Desigualdade de renda volta a crescer em 2025, aponta IBGE

Rendimento dos 10% mais pobres da população subiu 3,1% no ano passado, enquanto o dos 10% mais ricos cresceu 8,7%

Agência O Globo - 08/05/2026
Desigualdade de renda volta a crescer em 2025, aponta IBGE
Imagem ilustrativa gerada por inteligência artificial - Foto: Nano Banana (Google Imagen)

Após registrar o menor nível da série histórica em 2024, a desigualdade de renda voltou a crescer no Brasil em 2025. O aumento ocorreu porque a renda dos mais ricos avançou em ritmo mais acelerado do que a dos mais pobres entre 2024 e 2025, segundo dados divulgados nesta sexta-feira (8) pelo IBGE , por meio da Pesquisa Nacional por Amostra de Domicílios Contínuos (Pnad Contínua) de Rendimento de todas as fontes 2025.

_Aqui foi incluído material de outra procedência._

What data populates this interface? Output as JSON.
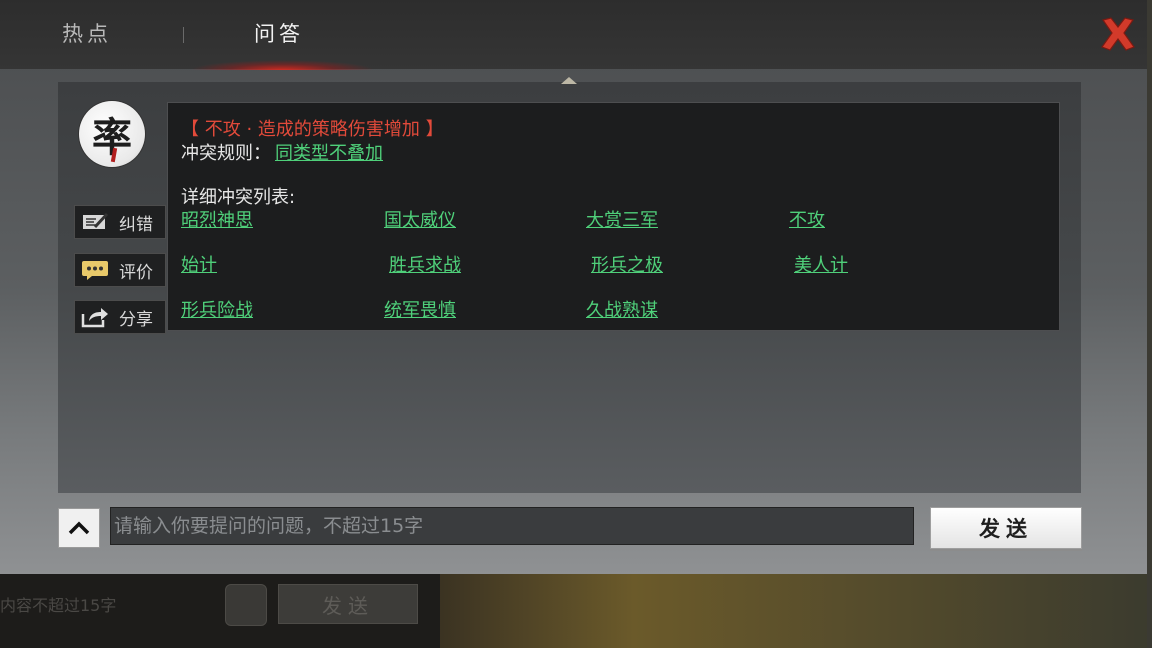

De acordo com o levantamento, a renda dos 10% mais pobres da população teve alta de 3,1% no período, enquanto a dos 10% mais ricos cresceu 8,7% — quase três vezes mais. Essa diferença impactou o índice de Gini da renda média domiciliar per capita, principal indicador de desigualdade do país, que subiu de 0,504 em 2024 para 0,511 em 2025.

O índice de Gini varia de zero a 1, sendo que quanto mais próximo de 1, maior é a desigualdade.

Em uma análise de longo prazo, a renda dos mais pobres ainda apresenta crescimento mais expressivo. Entre 2019 e 2025, a renda dos 10% mais pobres aumentou 78,7%, enquanto a dos 10% mais ricos subiu 11,9%.

Considerando o rendimento por pessoa, os dados de 2025 mostram que a renda dos 40% da população com menores rendimentos atingidos o maior valor da série histórica. Em relação a 2024, houve alta de 4,7%. Na comparação com 2019, o crescimento foi de 37,6% na média nacional.

Entre os fatores que explicam o avanço da renda nas faixas mais baixas estão o dinamismo do mercado de trabalho nos últimos anos e os reajustes do salário mínimo. No entanto, esse crescimento pode ter sido menor que o dos mais ricos entre 2024 e 2025 devido às altas taxas de juros, que aumentam o endividamento dos mais pobres, enquanto os mais ricos se beneficiam dos rendimentos de aplicações financeiras.